– А ну, еще «Полтаву».
– Где Толя? У него голос, как у молодого петушка.
Слушали охотной. Толя был горд, счастлив, он чувствовал себя нужным и при Пушкине. Потом – будто ударили – он обнаружил: выдирают листы. Толя громко сказал про это. Зашумели.
– «Полтаву»? Цела?
– «Цыгане» что! Цыгане курей любят. Как немец.
– Эй вы, гады, дымари чертовы, хоть «Полтаву»-то не скубите!
С обидой слушал Толя совсем не возмущенные, а скорее веселые голоса. Он стал прятать книгу. И позабыл о ней. А когда вспомнил, вытащил из соломы – в руках была обложка да «Повести Белкина». Проза только и осталась.

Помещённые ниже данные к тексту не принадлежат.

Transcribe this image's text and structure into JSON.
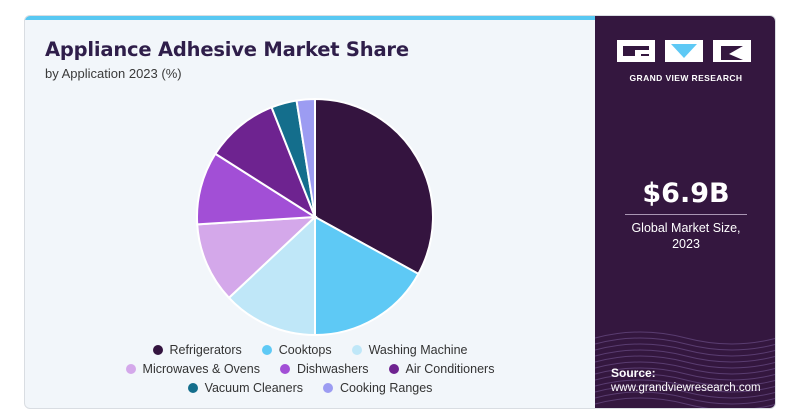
{
  "header": {
    "title": "Appliance Adhesive Market Share",
    "subtitle": "by Application 2023 (%)"
  },
  "brand": {
    "name": "GRAND VIEW RESEARCH",
    "logo_letters": "GVR"
  },
  "stat": {
    "value": "$6.9B",
    "label_line1": "Global Market Size,",
    "label_line2": "2023"
  },
  "source": {
    "label": "Source:",
    "url": "www.grandviewresearch.com"
  },
  "colors": {
    "accent_bar": "#58c8f2",
    "side_panel": "#34173f",
    "card_background": "#f2f6fa"
  },
  "chart_data": {
    "type": "pie",
    "title": "Appliance Adhesive Market Share",
    "subtitle": "by Application 2023 (%)",
    "unit": "%",
    "legend_position": "bottom",
    "start_angle_deg": 0,
    "direction": "clockwise",
    "labels": [
      "Refrigerators",
      "Cooktops",
      "Washing Machine",
      "Microwaves & Ovens",
      "Dishwashers",
      "Air Conditioners",
      "Vacuum Cleaners",
      "Cooking Ranges"
    ],
    "values": [
      33,
      17,
      13,
      11,
      10,
      10,
      3.5,
      2.5
    ],
    "colors": [
      "#34143f",
      "#5ec9f5",
      "#bfe7f8",
      "#d4a8ea",
      "#a24fd6",
      "#6e2390",
      "#146e8c",
      "#9c9cf2"
    ]
  }
}
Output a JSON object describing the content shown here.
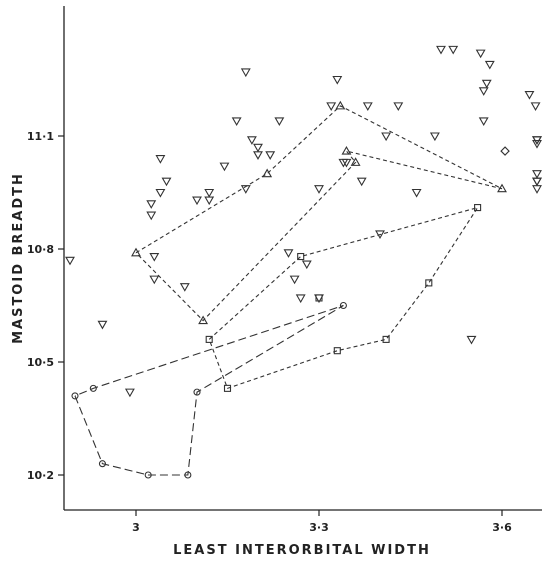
{
  "chart_data": {
    "type": "scatter",
    "title": "",
    "xlabel": "LEAST INTERORBITAL WIDTH",
    "ylabel": "MASTOID BREADTH",
    "xlim": [
      2.86,
      3.67
    ],
    "ylim": [
      10.16,
      11.37
    ],
    "x_ticks": [
      {
        "value": 3.0,
        "label": "3"
      },
      {
        "value": 3.3,
        "label": "3·3"
      },
      {
        "value": 3.6,
        "label": "3·6"
      }
    ],
    "y_ticks": [
      {
        "value": 10.2,
        "label": "10·2"
      },
      {
        "value": 10.5,
        "label": "10·5"
      },
      {
        "value": 10.8,
        "label": "10·8"
      },
      {
        "value": 11.1,
        "label": "11·1"
      }
    ],
    "grid": false,
    "legend": "none",
    "series": [
      {
        "marker": "triangle-down",
        "points": [
          [
            2.87,
            10.77
          ],
          [
            2.945,
            10.6
          ],
          [
            2.99,
            10.42
          ],
          [
            3.025,
            10.89
          ],
          [
            3.025,
            10.92
          ],
          [
            3.03,
            10.78
          ],
          [
            3.03,
            10.72
          ],
          [
            3.04,
            11.04
          ],
          [
            3.04,
            10.95
          ],
          [
            3.05,
            10.98
          ],
          [
            3.08,
            10.7
          ],
          [
            3.1,
            10.93
          ],
          [
            3.12,
            10.93
          ],
          [
            3.12,
            10.95
          ],
          [
            3.145,
            11.02
          ],
          [
            3.165,
            11.14
          ],
          [
            3.18,
            11.27
          ],
          [
            3.18,
            10.96
          ],
          [
            3.19,
            11.09
          ],
          [
            3.2,
            11.05
          ],
          [
            3.2,
            11.07
          ],
          [
            3.22,
            11.05
          ],
          [
            3.235,
            11.14
          ],
          [
            3.25,
            10.79
          ],
          [
            3.26,
            10.72
          ],
          [
            3.27,
            10.67
          ],
          [
            3.28,
            10.76
          ],
          [
            3.3,
            10.96
          ],
          [
            3.3,
            10.67
          ],
          [
            3.32,
            11.18
          ],
          [
            3.33,
            11.25
          ],
          [
            3.34,
            11.03
          ],
          [
            3.345,
            11.03
          ],
          [
            3.37,
            10.98
          ],
          [
            3.38,
            11.18
          ],
          [
            3.4,
            10.84
          ],
          [
            3.41,
            11.1
          ],
          [
            3.43,
            11.18
          ],
          [
            3.46,
            10.95
          ],
          [
            3.49,
            11.1
          ],
          [
            3.5,
            11.33
          ],
          [
            3.52,
            11.33
          ],
          [
            3.55,
            10.56
          ],
          [
            3.565,
            11.32
          ],
          [
            3.57,
            11.14
          ],
          [
            3.57,
            11.22
          ],
          [
            3.575,
            11.24
          ],
          [
            3.58,
            11.29
          ],
          [
            3.645,
            11.21
          ],
          [
            3.655,
            11.18
          ],
          [
            3.66,
            10.96
          ],
          [
            3.665,
            11.09
          ],
          [
            3.675,
            11.0
          ],
          [
            3.71,
            10.98
          ],
          [
            3.71,
            11.09
          ],
          [
            3.76,
            10.98
          ],
          [
            3.77,
            11.08
          ]
        ]
      },
      {
        "marker": "triangle-up",
        "points": [
          [
            3.0,
            10.79
          ],
          [
            3.11,
            10.61
          ],
          [
            3.215,
            11.0
          ],
          [
            3.335,
            11.18
          ],
          [
            3.345,
            11.06
          ],
          [
            3.36,
            11.03
          ],
          [
            3.6,
            10.96
          ]
        ]
      },
      {
        "marker": "square",
        "points": [
          [
            3.12,
            10.56
          ],
          [
            3.15,
            10.43
          ],
          [
            3.27,
            10.78
          ],
          [
            3.3,
            10.67
          ],
          [
            3.33,
            10.53
          ],
          [
            3.41,
            10.56
          ],
          [
            3.48,
            10.71
          ],
          [
            3.56,
            10.91
          ]
        ]
      },
      {
        "marker": "circle",
        "points": [
          [
            2.9,
            10.41
          ],
          [
            2.93,
            10.43
          ],
          [
            2.945,
            10.23
          ],
          [
            3.02,
            10.2
          ],
          [
            3.085,
            10.2
          ],
          [
            3.1,
            10.42
          ],
          [
            3.34,
            10.65
          ]
        ]
      },
      {
        "marker": "diamond",
        "points": [
          [
            3.605,
            11.06
          ]
        ]
      }
    ],
    "polygons": [
      {
        "dash": "4 3",
        "points": [
          [
            3.0,
            10.79
          ],
          [
            3.215,
            11.0
          ],
          [
            3.335,
            11.18
          ],
          [
            3.6,
            10.96
          ],
          [
            3.345,
            11.06
          ],
          [
            3.36,
            11.03
          ],
          [
            3.11,
            10.61
          ],
          [
            3.0,
            10.79
          ]
        ]
      },
      {
        "dash": "4 3",
        "points": [
          [
            3.12,
            10.56
          ],
          [
            3.27,
            10.78
          ],
          [
            3.56,
            10.91
          ],
          [
            3.48,
            10.71
          ],
          [
            3.41,
            10.56
          ],
          [
            3.33,
            10.53
          ],
          [
            3.15,
            10.43
          ],
          [
            3.12,
            10.56
          ]
        ]
      },
      {
        "dash": "8 4",
        "points": [
          [
            2.9,
            10.41
          ],
          [
            2.945,
            10.23
          ],
          [
            3.02,
            10.2
          ],
          [
            3.085,
            10.2
          ],
          [
            3.1,
            10.42
          ],
          [
            3.34,
            10.65
          ],
          [
            2.93,
            10.43
          ],
          [
            2.9,
            10.41
          ]
        ]
      }
    ]
  }
}
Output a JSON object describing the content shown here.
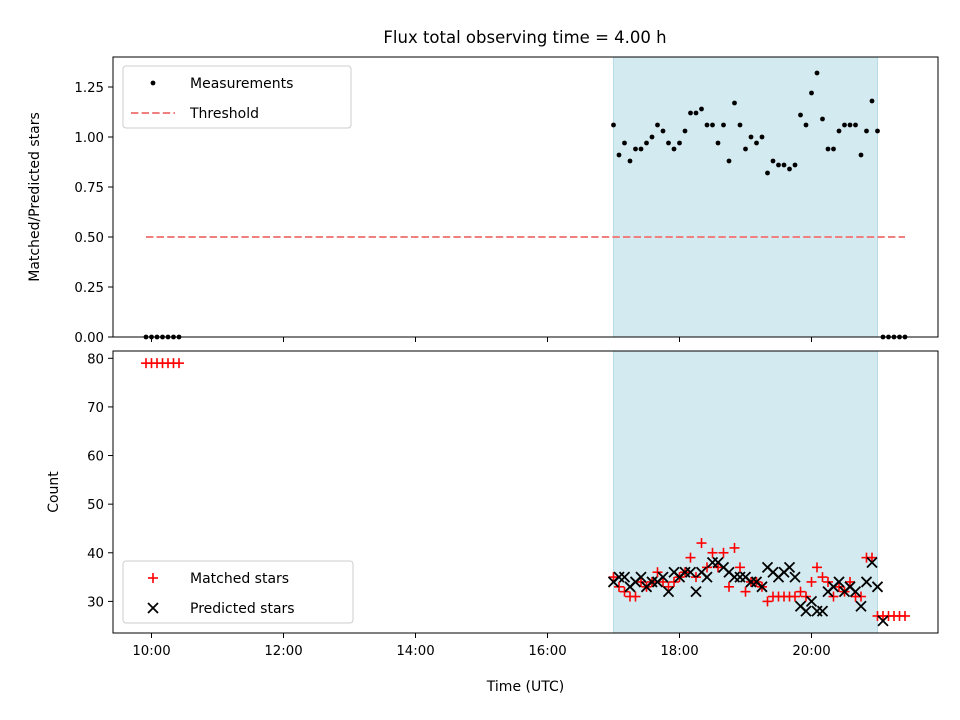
{
  "chart_data": [
    {
      "type": "scatter",
      "title": "Flux total observing time = 4.00 h",
      "xlabel": "",
      "ylabel": "Matched/Predicted stars",
      "xlim": [
        "09:25",
        "21:55"
      ],
      "ylim": [
        0,
        1.4
      ],
      "xticks": [
        "10:00",
        "12:00",
        "14:00",
        "16:00",
        "18:00",
        "20:00"
      ],
      "yticks": [
        "0.00",
        "0.25",
        "0.50",
        "0.75",
        "1.00",
        "1.25"
      ],
      "shaded_interval": [
        "17:00",
        "21:00"
      ],
      "shade_color": "#d4eaf1",
      "legend": {
        "loc": "upper-left"
      },
      "series": [
        {
          "name": "Measurements",
          "marker": "dot",
          "color": "#000000",
          "points": [
            [
              "09:55",
              0
            ],
            [
              "10:00",
              0
            ],
            [
              "10:05",
              0
            ],
            [
              "10:10",
              0
            ],
            [
              "10:15",
              0
            ],
            [
              "10:20",
              0
            ],
            [
              "10:25",
              0
            ],
            [
              "17:00",
              1.06
            ],
            [
              "17:05",
              0.91
            ],
            [
              "17:10",
              0.97
            ],
            [
              "17:15",
              0.88
            ],
            [
              "17:20",
              0.94
            ],
            [
              "17:25",
              0.94
            ],
            [
              "17:30",
              0.97
            ],
            [
              "17:35",
              1.0
            ],
            [
              "17:40",
              1.06
            ],
            [
              "17:45",
              1.03
            ],
            [
              "17:50",
              0.97
            ],
            [
              "17:55",
              0.94
            ],
            [
              "18:00",
              0.97
            ],
            [
              "18:05",
              1.03
            ],
            [
              "18:10",
              1.12
            ],
            [
              "18:15",
              1.12
            ],
            [
              "18:20",
              1.14
            ],
            [
              "18:25",
              1.06
            ],
            [
              "18:30",
              1.06
            ],
            [
              "18:35",
              0.97
            ],
            [
              "18:40",
              1.06
            ],
            [
              "18:45",
              0.88
            ],
            [
              "18:50",
              1.17
            ],
            [
              "18:55",
              1.06
            ],
            [
              "19:00",
              0.94
            ],
            [
              "19:05",
              1.0
            ],
            [
              "19:10",
              0.97
            ],
            [
              "19:15",
              1.0
            ],
            [
              "19:20",
              0.82
            ],
            [
              "19:25",
              0.88
            ],
            [
              "19:30",
              0.86
            ],
            [
              "19:35",
              0.86
            ],
            [
              "19:40",
              0.84
            ],
            [
              "19:45",
              0.86
            ],
            [
              "19:50",
              1.11
            ],
            [
              "19:55",
              1.06
            ],
            [
              "20:00",
              1.22
            ],
            [
              "20:05",
              1.32
            ],
            [
              "20:10",
              1.09
            ],
            [
              "20:15",
              0.94
            ],
            [
              "20:20",
              0.94
            ],
            [
              "20:25",
              1.03
            ],
            [
              "20:30",
              1.06
            ],
            [
              "20:35",
              1.06
            ],
            [
              "20:40",
              1.06
            ],
            [
              "20:45",
              0.91
            ],
            [
              "20:50",
              1.03
            ],
            [
              "20:55",
              1.18
            ],
            [
              "21:00",
              1.03
            ],
            [
              "21:05",
              0
            ],
            [
              "21:10",
              0
            ],
            [
              "21:15",
              0
            ],
            [
              "21:20",
              0
            ],
            [
              "21:25",
              0
            ]
          ]
        },
        {
          "name": "Threshold",
          "marker": "dashed-line",
          "color": "#f08080",
          "points": [
            [
              "09:55",
              0.5
            ],
            [
              "21:25",
              0.5
            ]
          ]
        }
      ]
    },
    {
      "type": "scatter",
      "title": "",
      "xlabel": "Time (UTC)",
      "ylabel": "Count",
      "xlim": [
        "09:25",
        "21:55"
      ],
      "ylim": [
        23.5,
        81.5
      ],
      "xticks": [
        "10:00",
        "12:00",
        "14:00",
        "16:00",
        "18:00",
        "20:00"
      ],
      "yticks": [
        "30",
        "40",
        "50",
        "60",
        "70",
        "80"
      ],
      "shaded_interval": [
        "17:00",
        "21:00"
      ],
      "shade_color": "#d4eaf1",
      "legend": {
        "loc": "lower-left"
      },
      "series": [
        {
          "name": "Matched stars",
          "marker": "plus",
          "color": "#ff0000",
          "points": [
            [
              "09:55",
              79
            ],
            [
              "10:00",
              79
            ],
            [
              "10:05",
              79
            ],
            [
              "10:10",
              79
            ],
            [
              "10:15",
              79
            ],
            [
              "10:20",
              79
            ],
            [
              "10:25",
              79
            ],
            [
              "17:00",
              35
            ],
            [
              "17:05",
              33
            ],
            [
              "17:10",
              32
            ],
            [
              "17:15",
              31
            ],
            [
              "17:20",
              31
            ],
            [
              "17:25",
              34
            ],
            [
              "17:30",
              33
            ],
            [
              "17:35",
              34
            ],
            [
              "17:40",
              36
            ],
            [
              "17:45",
              34
            ],
            [
              "17:50",
              33
            ],
            [
              "17:55",
              34
            ],
            [
              "18:00",
              35
            ],
            [
              "18:05",
              36
            ],
            [
              "18:10",
              39
            ],
            [
              "18:15",
              35
            ],
            [
              "18:20",
              42
            ],
            [
              "18:25",
              37
            ],
            [
              "18:30",
              40
            ],
            [
              "18:35",
              37
            ],
            [
              "18:40",
              40
            ],
            [
              "18:45",
              33
            ],
            [
              "18:50",
              41
            ],
            [
              "18:55",
              37
            ],
            [
              "19:00",
              32
            ],
            [
              "19:05",
              34
            ],
            [
              "19:10",
              34
            ],
            [
              "19:15",
              33
            ],
            [
              "19:20",
              30
            ],
            [
              "19:25",
              31
            ],
            [
              "19:30",
              31
            ],
            [
              "19:35",
              31
            ],
            [
              "19:40",
              31
            ],
            [
              "19:45",
              31
            ],
            [
              "19:50",
              32
            ],
            [
              "19:55",
              31
            ],
            [
              "20:00",
              34
            ],
            [
              "20:05",
              37
            ],
            [
              "20:10",
              35
            ],
            [
              "20:15",
              34
            ],
            [
              "20:20",
              31
            ],
            [
              "20:25",
              33
            ],
            [
              "20:30",
              32
            ],
            [
              "20:35",
              34
            ],
            [
              "20:40",
              31
            ],
            [
              "20:45",
              31
            ],
            [
              "20:50",
              39
            ],
            [
              "20:55",
              39
            ],
            [
              "21:00",
              27
            ],
            [
              "21:05",
              27
            ],
            [
              "21:10",
              27
            ],
            [
              "21:15",
              27
            ],
            [
              "21:20",
              27
            ],
            [
              "21:25",
              27
            ]
          ]
        },
        {
          "name": "Predicted stars",
          "marker": "x",
          "color": "#000000",
          "points": [
            [
              "17:00",
              34
            ],
            [
              "17:05",
              35
            ],
            [
              "17:10",
              35
            ],
            [
              "17:15",
              33
            ],
            [
              "17:20",
              34
            ],
            [
              "17:25",
              35
            ],
            [
              "17:30",
              33
            ],
            [
              "17:35",
              34
            ],
            [
              "17:40",
              34
            ],
            [
              "17:45",
              35
            ],
            [
              "17:50",
              32
            ],
            [
              "17:55",
              36
            ],
            [
              "18:00",
              35
            ],
            [
              "18:05",
              36
            ],
            [
              "18:10",
              36
            ],
            [
              "18:15",
              32
            ],
            [
              "18:20",
              36
            ],
            [
              "18:25",
              35
            ],
            [
              "18:30",
              38
            ],
            [
              "18:35",
              38
            ],
            [
              "18:40",
              37
            ],
            [
              "18:45",
              36
            ],
            [
              "18:50",
              35
            ],
            [
              "18:55",
              35
            ],
            [
              "19:00",
              35
            ],
            [
              "19:05",
              34
            ],
            [
              "19:10",
              34
            ],
            [
              "19:15",
              33
            ],
            [
              "19:20",
              37
            ],
            [
              "19:25",
              36
            ],
            [
              "19:30",
              35
            ],
            [
              "19:35",
              36
            ],
            [
              "19:40",
              37
            ],
            [
              "19:45",
              35
            ],
            [
              "19:50",
              29
            ],
            [
              "19:55",
              28
            ],
            [
              "20:00",
              30
            ],
            [
              "20:05",
              28
            ],
            [
              "20:10",
              28
            ],
            [
              "20:15",
              32
            ],
            [
              "20:20",
              33
            ],
            [
              "20:25",
              34
            ],
            [
              "20:30",
              32
            ],
            [
              "20:35",
              33
            ],
            [
              "20:40",
              32
            ],
            [
              "20:45",
              29
            ],
            [
              "20:50",
              34
            ],
            [
              "20:55",
              38
            ],
            [
              "21:00",
              33
            ],
            [
              "21:05",
              26
            ]
          ]
        }
      ]
    }
  ]
}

Лежа на подводе, Толя перебирает в пальцах патроны, ищет, который с вмятиной. Смотрит, во что бы пальнуть. Камень под дубом сереет, совсем как спинка зайца. Толя раскинул ноги на соломе, прижал приклад к плечу. Нет, трясет. Придержал коня. Целился, и все внутри сжималось от знакомого ожидания: сейчас толкнет в плечо, и камень будто взорвется. Знаешь, что это произойдет, а всякий раз не верится. Вот так прицелиться в немца, вот так нажать… Осталось – палец и то, что сопротивляется ему, да еще то, что видит глаз. Неумолимо хлестнуло по камню, спинка его из серой мгновенно сделалась темной.
Торопливо выбросил гильзу и дернул вожжи. Винтовку втиснул в солому под брюхо себе. До «черной» поляны, где расположен пост, ехал минут двадцать – не спешил. Поляна действительно черная: везде выворотни, ямы, будто прошел здесь большущий плуг. И редкие кривые березки. Белеют изогнуто, как слабый дымок.
– Ты стрелял? – спросил у Толи часовой. Стоит, прислонясь к ели. Одна пола кожуха черная, другая – желтая. – Оружие у охотников этих отнимать, патроны переводят.
В окопчике за пулеметом валяется Авдеенко. Парень очень молодой и очень нахальный. Вот и сейчас:
– Эй, возчик, давай тащи сюда соломы.
Толе не жалко, но тут будто и не слышал. Авдеенко вскочил на ноги и потянул к себе целый пласт – чуть Толю не сволок.
– Ох, эти мне…
Не досказал, но Толя знает слово, которое не было произнесено.
Въехал в густой, как щетка, лес. Ель тут болотная, тонкоствольная, но очень прямая. Сразу сделалось сыро, холодно. Кое-где жмется снег к земле. Сразу почувствовал, что ноги в рваных сапогах противно мокрые, холодные. И день совсем не такой солнечный, как казалось. Пока продерешься к своей землянке, половину соломы оставишь на сучьях. Ну и ладно. Бобка́, ездового, не видно. Наверно, побежал к кухне. Там и рассказать и послушать можно. В землянке хрипит-шипит под тупой иголкой потертая пластинка: «Саратовские страдания». Толя спустился по ступенькам. И будто ослеп сразу. «Весна очи крадет», – сказал вчера Бобок. У окна склоненная фигура щуплого и всегда холодно-язвительного Носкова. Не пошевелится. Саратов, конечно, его довоенное, но пластинка все же противная.